Prof Fitzpatrick said ego sometimes took over, or vets could come under pressure from the pets’ owners who naturally wanted to prolong their pets’ lives for as long as possible.
“It’s not enough to be able to do something from a medical perspective - it must be the right thing to do in each and every case for that animal and for that family at this moment in time,” he said.
Speaking after the conference, Prof Fitzpatrick also said lessons learned by vets should be used by doctors to help advance further pioneering treatments in the future.

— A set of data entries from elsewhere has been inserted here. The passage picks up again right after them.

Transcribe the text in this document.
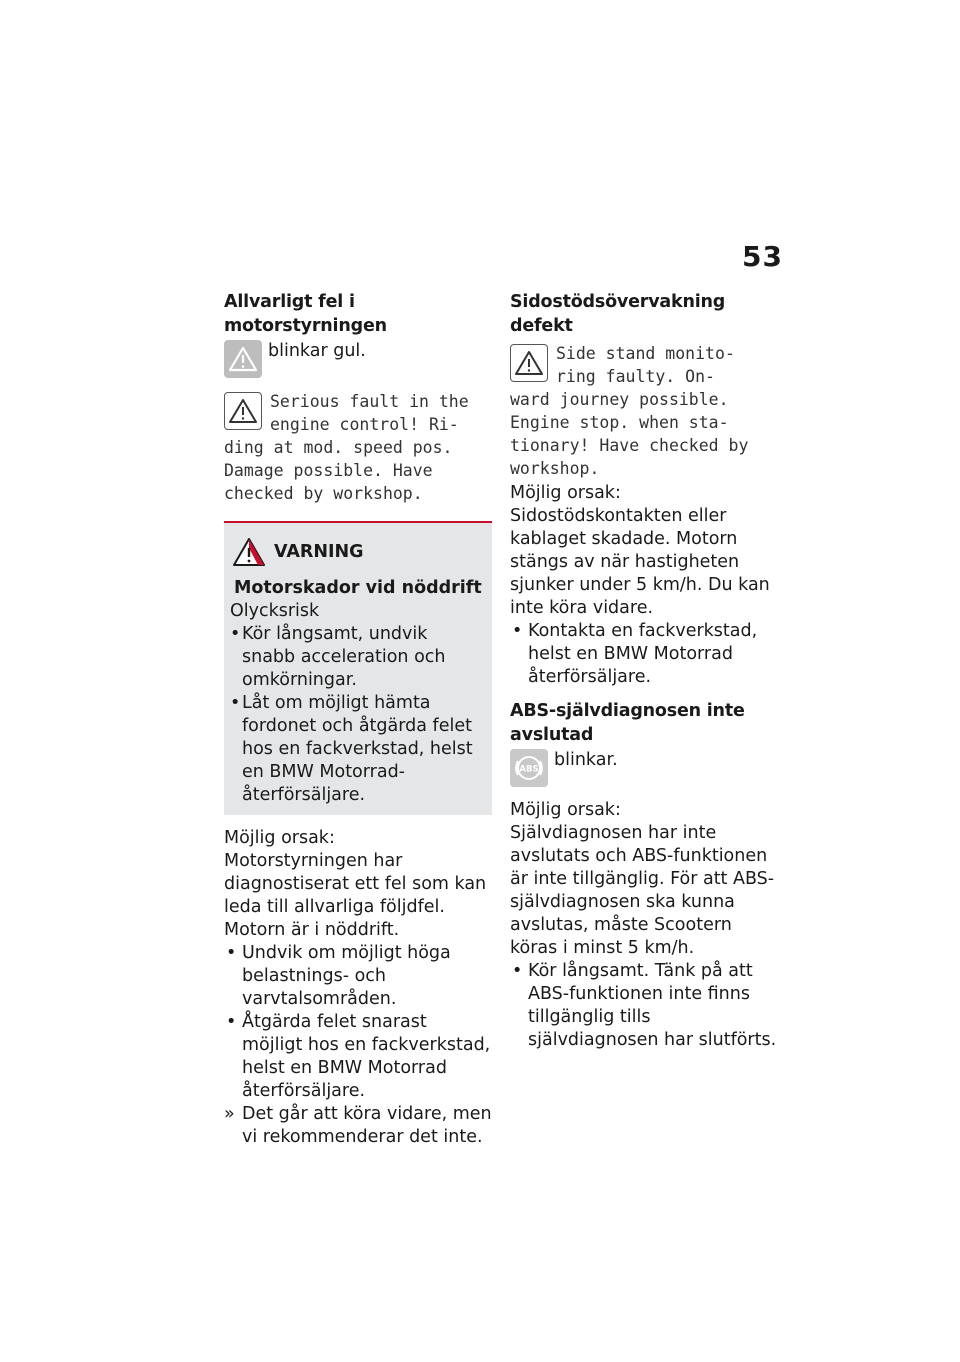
53
Allvarligt fel i motorstyrningen

blinkar gul.

Serious fault in the
engine control! Ri-
ding at mod. speed pos.
Damage possible. Have
checked by workshop.
VARNING
Motorskador vid nöddrift

Olycksrisk

• Kör långsamt, undvik snabb acceleration och omkörningar.
• Låt om möjligt hämta fordonet och åtgärda felet hos en fackverkstad, helst en BMW Motorrad-återförsäljare.

Möjlig orsak:

Motorstyrningen har diagnostiserat ett fel som kan leda till allvarliga följdfel. Motorn är i nöddrift.

• Undvik om möjligt höga belastnings- och varvtalsområden.
• Åtgärda felet snarast möjligt hos en fackverkstad, helst en BMW Motorrad återförsäljare.
» Det går att köra vidare, men vi rekommenderar det inte.
Sidostödsövervakning defekt
Side stand monito-
ring faulty. On-
ward journey possible.
Engine stop. when sta-
tionary! Have checked by
workshop.

Möjlig orsak:

Sidostödskontakten eller kablaget skadade. Motorn stängs av när hastigheten sjunker under 5 km/h. Du kan inte köra vidare.

• Kontakta en fackverkstad, helst en BMW Motorrad återförsäljare.
ABS-självdiagnosen inte avslutad
ABS blinkar.

Möjlig orsak:

Självdiagnosen har inte avslutats och ABS-funktionen är inte tillgänglig. För att ABS-självdiagnosen ska kunna avslutas, måste Scootern köras i minst 5 km/h.

• Kör långsamt. Tänk på att ABS-funktionen inte finns tillgänglig tills självdiagnosen har slutförts.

Drugs, medical devices and implants must be tested on thousands of animals before being used in a human, but he said animals were not benefitting from the advances they had facilitated.
Prof Fitzpatrick said there was no need to kill so many animals through experiments for human medicine when vets had already pioneered these procedures on their patients and could show they worked.
“Why are we reinventing the wheel?” he asked. He said it was understandable that no one wanted their child to get a heart stent that had not been trialled first, but if a procedure had been successfully carried out hundreds of times on animals, why must the procedure then be trialled on hundreds of animals who did not need it, just so it could be approved for humans.
He said he had set up the Humanimal Trust to advance animal and human healthcare together through shared ideas and technology "where both species truly benefit, not just humans benefiting at the expense of animals".